Added onto these territorial and influential concerns was the rise of American naval power, when President Theodore Roosevelt convinced Congress in 1907 to approve the funding of a Navy which was second only to Britain's. As John Darwin remarks, this proved another serious concern for the British government back in Whitehall, already dealing with a rising naval threat from the German Empire:
"But the most significant change, from the British point of view, was the new commitment to naval power in the presidency of Theodore Roosevelt (1901-9). By 1907, he had persuaded Congress to fund the building of a fleet second only to Britain's. For the embattled Royal Navy, a new sea challenge to its rear joined the new sea challenge to its front."
However, for all of these seemingly grave threats to British interests and continued imperial prosperity, America did not go on to become the major thorn in British foreign policy that Wilhelm II's Germany would be. This was in part due to Britain's own overtures: they renounced claims to the Isthmus of Panama in the Hay-Pauncefote Treaty of 1901, and Prime Minister Arthur Balfour (r. 1902-1905) announced that Britain was no enemy of the Monroe Doctrine. It was also however, due to the fact that within the United States, public opinion was not shifting decisively towards a "navalist" viewpoint (as possessed by Roosevelt and his successor, George Howard Taft). Congress reigned in the naval expansions shortly after Roosevelt's initial success, and they maintained a commitment to the Americas, not Europe.
Alongside these considerations, Washington also realised that the situation in the world was pushing them towards conciliation with the British. The Philippines no longer seemed like a military salient in Asia after the 1905 defeat of Russia at the hands of Japan (since 1902 an ally of Britain), and the onset of the Mexican Revolution in 1910 re-awakened American fears that European states would take advantage of the unrest to challenge the Monroe Doctrine once more. John Darwin on this most interesting development:
"As a result, the social and cultural rapprochement between Britain and America, and the appeal of 'Anglo-Saxonism' on both sides of the Atlantic, had its counterpart in diplomacy. If British leaders repudiated all thought of Anglo-American conflict, it was no more thinkable in Washington. British naval supremacy, remarked Theodore Roosevelt, was 'the great guaranty for the peace of the world.'...To American opinion, concludes a recent study, the real guarantor of its Atlantic security was British not American sea-power. On this calculation, the United States looked less like an imperial rival and more like a forceful, determined 'super-dominion'."

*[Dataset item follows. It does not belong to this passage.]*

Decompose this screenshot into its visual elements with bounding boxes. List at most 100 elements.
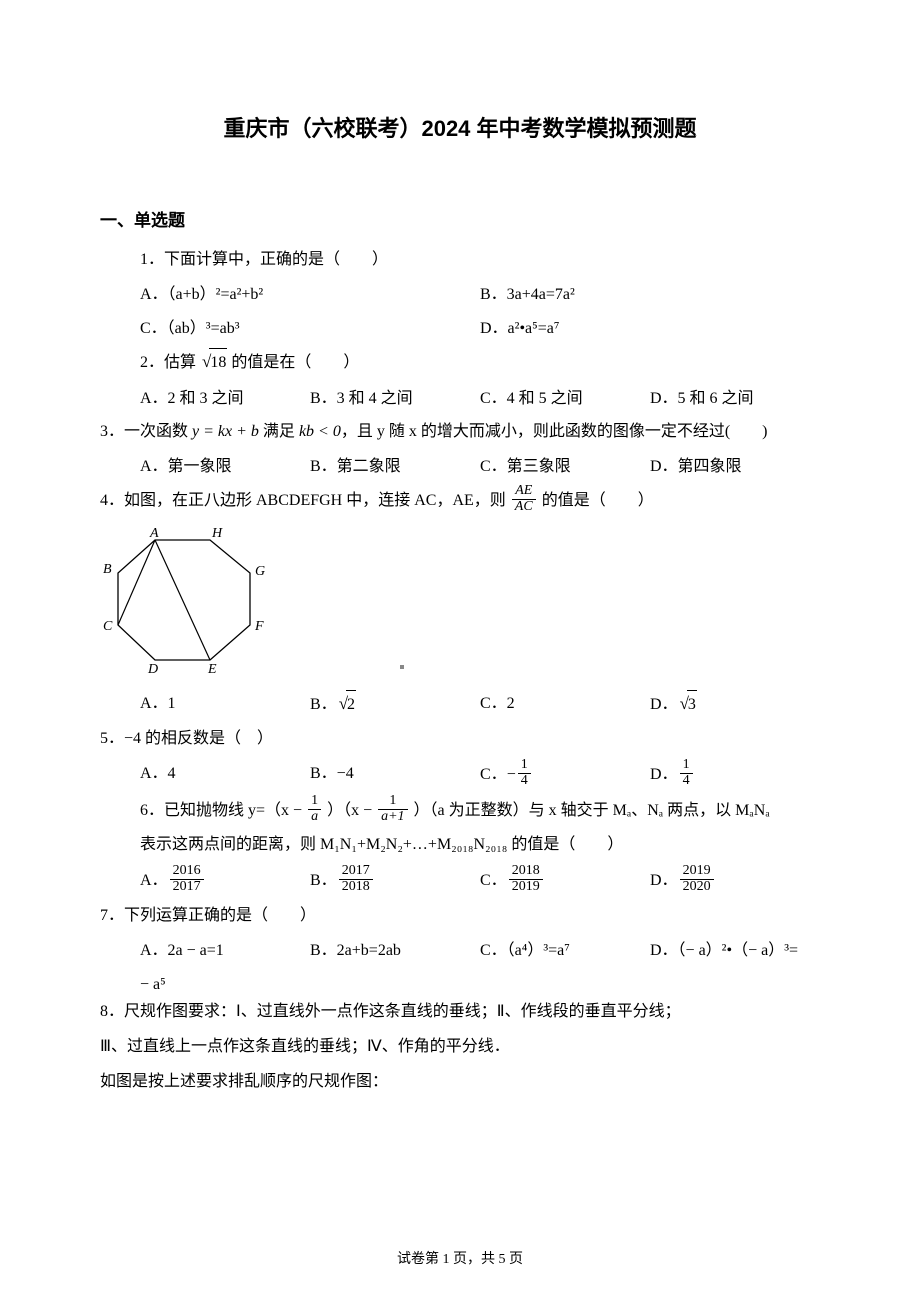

In other words, though America appeared to be a rising economic and political threat to the British Empire's security (or at the very least, a serious challenger to its Western Atlantic sphere), in reality the two governments shared the view that conflict with the other was not in their best interests; a "mutual understanding" of sorts that preceded the collaboration of the First World War (or to be pedantic, 1917 onwards).